Notes on life, art, photography and technology, by a Danish dropout bohemian.
Monday, July 01, 2013
Too-short zoom. Leica X Vario
Leica has come out with a brand new model, the X Vario, which is "economical" compared to most Leica cameras at US$ 2,850.
It's an APSC sensor, meaning pretty big, and it has a fixed zoom lens. Which means this zoom has to be either real damn big and expensive, or it has to be slow and limited in range. Leica chose the latter. It is 3.5 to 6.3.
Worse, in my opinion, is the zoom range: equivalent of 28mm to 70mm. I have had a few cameras and zooms with this range, and I consider it rather useless. 70mm is not even telephoto, it is just long-normal.
In contrast, I've also had, and still use, cameras with a 28mm-120mm range, and I consider these highly useful, going from taking in a landscape or a room, over normal, to covering all normal portrait ranges, to short telephoto.

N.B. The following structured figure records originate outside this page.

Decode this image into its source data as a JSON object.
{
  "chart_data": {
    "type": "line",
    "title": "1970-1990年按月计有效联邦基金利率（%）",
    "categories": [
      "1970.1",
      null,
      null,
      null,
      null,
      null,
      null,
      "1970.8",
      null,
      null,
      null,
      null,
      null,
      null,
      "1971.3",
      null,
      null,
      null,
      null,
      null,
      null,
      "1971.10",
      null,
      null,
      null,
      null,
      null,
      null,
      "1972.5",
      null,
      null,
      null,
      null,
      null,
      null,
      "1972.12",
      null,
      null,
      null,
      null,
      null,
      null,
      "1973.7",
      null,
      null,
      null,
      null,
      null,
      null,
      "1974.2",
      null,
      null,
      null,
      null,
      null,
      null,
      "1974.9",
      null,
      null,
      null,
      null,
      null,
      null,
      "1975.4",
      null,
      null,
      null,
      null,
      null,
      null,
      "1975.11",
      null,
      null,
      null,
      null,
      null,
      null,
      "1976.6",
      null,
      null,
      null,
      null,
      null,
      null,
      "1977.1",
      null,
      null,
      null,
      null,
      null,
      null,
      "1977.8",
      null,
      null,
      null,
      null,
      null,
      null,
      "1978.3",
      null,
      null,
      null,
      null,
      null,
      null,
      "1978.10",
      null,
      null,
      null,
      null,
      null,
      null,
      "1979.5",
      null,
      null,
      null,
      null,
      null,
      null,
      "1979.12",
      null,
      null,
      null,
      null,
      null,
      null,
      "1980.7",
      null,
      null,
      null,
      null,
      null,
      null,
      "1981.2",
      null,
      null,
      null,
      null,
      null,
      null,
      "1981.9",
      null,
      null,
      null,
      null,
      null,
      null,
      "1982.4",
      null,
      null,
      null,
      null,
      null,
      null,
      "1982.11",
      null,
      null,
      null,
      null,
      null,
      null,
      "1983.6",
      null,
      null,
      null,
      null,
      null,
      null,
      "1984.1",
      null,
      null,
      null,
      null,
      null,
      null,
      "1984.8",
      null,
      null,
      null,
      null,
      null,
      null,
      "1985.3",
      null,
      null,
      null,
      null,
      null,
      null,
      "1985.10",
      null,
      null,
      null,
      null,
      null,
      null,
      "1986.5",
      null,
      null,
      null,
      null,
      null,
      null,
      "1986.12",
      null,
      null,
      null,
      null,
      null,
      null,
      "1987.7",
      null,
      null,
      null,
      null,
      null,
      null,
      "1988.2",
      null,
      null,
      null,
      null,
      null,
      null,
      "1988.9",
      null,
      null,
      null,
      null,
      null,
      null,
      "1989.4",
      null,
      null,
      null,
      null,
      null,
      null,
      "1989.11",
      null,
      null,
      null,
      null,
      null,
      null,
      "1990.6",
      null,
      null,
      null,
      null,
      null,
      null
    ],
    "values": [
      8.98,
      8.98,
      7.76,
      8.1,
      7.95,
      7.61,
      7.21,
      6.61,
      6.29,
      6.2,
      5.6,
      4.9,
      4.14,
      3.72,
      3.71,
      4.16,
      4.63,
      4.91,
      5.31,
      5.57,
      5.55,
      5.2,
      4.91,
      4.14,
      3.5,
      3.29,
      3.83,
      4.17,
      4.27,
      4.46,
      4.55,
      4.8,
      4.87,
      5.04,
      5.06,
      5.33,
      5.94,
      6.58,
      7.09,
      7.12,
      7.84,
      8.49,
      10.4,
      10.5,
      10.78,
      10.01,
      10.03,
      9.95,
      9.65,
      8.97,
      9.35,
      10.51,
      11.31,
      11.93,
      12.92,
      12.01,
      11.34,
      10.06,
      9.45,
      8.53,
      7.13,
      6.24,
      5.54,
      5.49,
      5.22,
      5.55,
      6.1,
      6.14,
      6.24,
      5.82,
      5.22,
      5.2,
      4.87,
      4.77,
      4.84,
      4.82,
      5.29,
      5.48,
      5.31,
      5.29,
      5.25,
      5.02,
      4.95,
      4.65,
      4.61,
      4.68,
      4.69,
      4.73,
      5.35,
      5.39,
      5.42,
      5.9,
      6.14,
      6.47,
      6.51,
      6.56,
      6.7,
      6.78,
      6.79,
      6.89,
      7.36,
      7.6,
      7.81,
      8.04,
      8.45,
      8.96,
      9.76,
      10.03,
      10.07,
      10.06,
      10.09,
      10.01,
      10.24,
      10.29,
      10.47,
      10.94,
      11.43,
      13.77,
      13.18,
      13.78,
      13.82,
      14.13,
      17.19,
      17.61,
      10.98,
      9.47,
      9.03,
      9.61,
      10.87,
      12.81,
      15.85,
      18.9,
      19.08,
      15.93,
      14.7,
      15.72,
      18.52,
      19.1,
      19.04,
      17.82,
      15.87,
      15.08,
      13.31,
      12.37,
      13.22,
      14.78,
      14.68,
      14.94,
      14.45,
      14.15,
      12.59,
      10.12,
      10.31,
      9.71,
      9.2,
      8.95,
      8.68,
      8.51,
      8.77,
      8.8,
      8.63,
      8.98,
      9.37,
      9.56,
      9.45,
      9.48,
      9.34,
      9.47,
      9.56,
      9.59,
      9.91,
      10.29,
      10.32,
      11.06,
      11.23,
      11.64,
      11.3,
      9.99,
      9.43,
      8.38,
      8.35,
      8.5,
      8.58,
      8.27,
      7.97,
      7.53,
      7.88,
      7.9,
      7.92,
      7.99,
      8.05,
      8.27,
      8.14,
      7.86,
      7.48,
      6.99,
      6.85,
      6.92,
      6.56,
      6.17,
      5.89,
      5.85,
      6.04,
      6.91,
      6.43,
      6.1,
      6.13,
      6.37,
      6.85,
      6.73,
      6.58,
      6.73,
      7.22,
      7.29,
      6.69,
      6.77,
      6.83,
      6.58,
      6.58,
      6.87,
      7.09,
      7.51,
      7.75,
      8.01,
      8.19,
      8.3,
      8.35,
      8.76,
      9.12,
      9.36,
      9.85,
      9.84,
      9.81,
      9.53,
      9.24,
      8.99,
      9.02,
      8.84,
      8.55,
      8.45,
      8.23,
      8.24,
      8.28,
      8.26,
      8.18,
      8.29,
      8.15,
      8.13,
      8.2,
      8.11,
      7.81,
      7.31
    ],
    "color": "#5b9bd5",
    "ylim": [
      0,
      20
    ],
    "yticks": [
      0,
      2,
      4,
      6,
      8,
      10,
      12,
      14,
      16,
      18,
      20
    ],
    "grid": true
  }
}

For me it's a deal breaker. I almost think you may as well make it a prime lens then. This would make it faster, and more compact. And you could crop with limited quality loss. In any case, it doesn't appeal to me. Every time I use a camera with only a 2.5X zoom range, I think 'what is this good for'?
Okay, it should be said, the image quality of the X Vario is outstanding by all reports. That's good. If it wasn't, what would be the raƮson d'etre of it? I'd rather get, for example, one of the new Fuji X-mount cameras, which also have great quality. And exchangeable lenses for much great flexibility.
I think that if Leica had stepped one more step down in sensor size, to Micro-Four-Thirds size, they may have had a much more interesting camera. It could be almost the same image quality, be rather more compact, and have a greater zoom range.